Targeting often ignored mutations in breast cancer cells with gene therapy largely prevented the formation of metastasis — the one thing that transforms a breast tumor linked to good survival chances into a deadly disease.
When researchers treated mice with a combination of the genetic therapy and chemotherapy, the effects were even better.
These results, in the study, “Local microRNA delivery targets Palladin and prevents metastatic breast cancer,” were published in the journal Nature Communications.
Despite advances in breast cancer detection and treatment, researchers have not found a way to prevent breast tumors from metastasizing.

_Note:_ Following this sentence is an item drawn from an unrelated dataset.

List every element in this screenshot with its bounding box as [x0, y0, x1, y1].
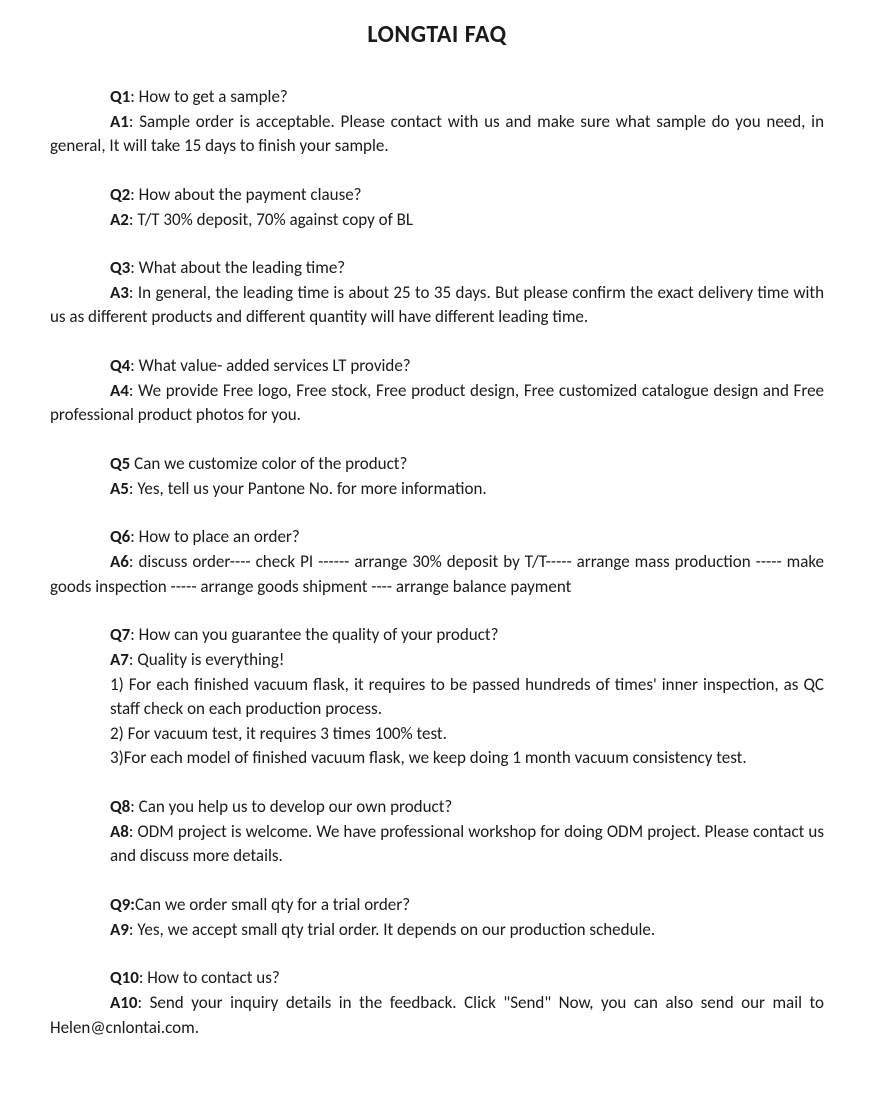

Once a breast cancer starts spreading to other parts of the body, only about 20 percent of patients survive for longer than five years.
“The situation is bleak. Death rates from breast cancer remain high and relatively unchanged despite advances in medicine and technology,” Noam Shomron, the study’s senior author and a researcher at Tel Aviv University (TAU), said in a news release. “We wanted to find a way to stop metastasis from happening altogether.”
The team started by studying cancer mutations in databases, focusing on those other research efforts had omitted. Most often, studies focus on gene mutations present in the part of a gene coding for a protein.
Tel Aviv researchers, together with collaborators at Massachusetts Institute of Technology (MIT), focused instead on mutations in regions that scientists think control the activity of other genes. They found three mutations linked to metastasis.
Once the team knew identified these mutations, it used mice with breast cancer to test a new approach, injecting microRNAs — small molecules that can silence or change the activity of a gene — to target the movement of tumor cells from primary to secondary sties.
Mice that were treated with two different microRNAs had considerably less, or no, evidence of metastasis. When microRNA treatment was combined with chemotherapy, the outcome was even better.
“We realized we had stopped breast cancer metastasis in a mouse model, and that these results might be applicable to humans,” said Shomron. “Our results are especially encouraging because they have been repeated several times at TAU and at MIT by independent groups.”